The horse analogy: When the steam engine arrived, the horse population in the US collapsed 90% within 20 years. The person who was hired to do a technical job became obsolete six months later — faster than horses. The only career-safe investment is in human-specific capabilities: judgment, taste, emotional intelligence, creativity.
Design as the durable skill [§]
Jovanovic’s hierarchy of skills in the AI coding era:
- Judgment — knowing what to build, whether it should be built, whether the output is world-class or merely good enough
- Design taste — knowing what good looks like; recognising the difference between a gradient with 3 colours and one with 50 colour/opacity layers
- Copy — AI-generated copy is identifiable within three seconds; great copy is a scarce and durable signal of human craft
- Technical orchestration (temporary) — the PRD system, context management, prompt engineering; these will be automated
How to build design taste:
- Follow world-class designers on social media and watch their process videos (not just the output)

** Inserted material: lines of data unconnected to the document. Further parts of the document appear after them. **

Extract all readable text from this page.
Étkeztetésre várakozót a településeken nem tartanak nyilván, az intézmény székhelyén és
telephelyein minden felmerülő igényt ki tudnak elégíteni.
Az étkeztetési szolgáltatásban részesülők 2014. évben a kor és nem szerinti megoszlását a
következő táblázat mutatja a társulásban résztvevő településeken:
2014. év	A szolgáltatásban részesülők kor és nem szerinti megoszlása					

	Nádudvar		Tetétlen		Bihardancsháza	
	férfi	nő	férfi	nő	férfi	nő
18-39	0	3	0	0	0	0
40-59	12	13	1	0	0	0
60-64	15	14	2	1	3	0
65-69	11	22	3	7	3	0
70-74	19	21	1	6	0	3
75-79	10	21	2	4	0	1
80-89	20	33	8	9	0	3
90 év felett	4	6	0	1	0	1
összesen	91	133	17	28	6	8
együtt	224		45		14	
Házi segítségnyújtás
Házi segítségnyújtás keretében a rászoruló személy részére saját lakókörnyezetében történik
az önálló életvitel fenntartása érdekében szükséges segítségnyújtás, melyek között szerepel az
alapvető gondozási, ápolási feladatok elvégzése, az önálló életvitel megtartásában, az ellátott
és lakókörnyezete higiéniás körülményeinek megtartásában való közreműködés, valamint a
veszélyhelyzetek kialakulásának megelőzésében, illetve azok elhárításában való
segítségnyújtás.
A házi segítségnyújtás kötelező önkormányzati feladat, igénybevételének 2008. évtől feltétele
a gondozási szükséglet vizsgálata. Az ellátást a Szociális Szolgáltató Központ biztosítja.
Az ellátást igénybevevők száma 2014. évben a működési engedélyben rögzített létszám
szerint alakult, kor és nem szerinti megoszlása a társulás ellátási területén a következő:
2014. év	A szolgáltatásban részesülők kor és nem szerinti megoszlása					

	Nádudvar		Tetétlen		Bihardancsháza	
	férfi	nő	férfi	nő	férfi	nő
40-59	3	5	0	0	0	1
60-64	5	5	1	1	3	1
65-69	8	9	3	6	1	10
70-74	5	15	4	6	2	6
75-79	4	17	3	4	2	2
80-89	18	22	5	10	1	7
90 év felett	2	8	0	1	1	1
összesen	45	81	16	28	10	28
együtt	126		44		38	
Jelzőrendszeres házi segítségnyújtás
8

- Use Mobbin and Dribbble as a daily reference library
- Try to replicate great designs and observe the gap between your result and the original
- Deliberately build apps in different design styles to understand the vocabulary (Jovanovic built a public UIstyle app cataloguing 18 styles with prompts to replicate each)
The key insight: a Figma gradient that looks “simple” might be built from 50 layers. That gap between what looks simple and what is actually sophisticated is the taste gap. Closing it requires exposure time, not technical skill.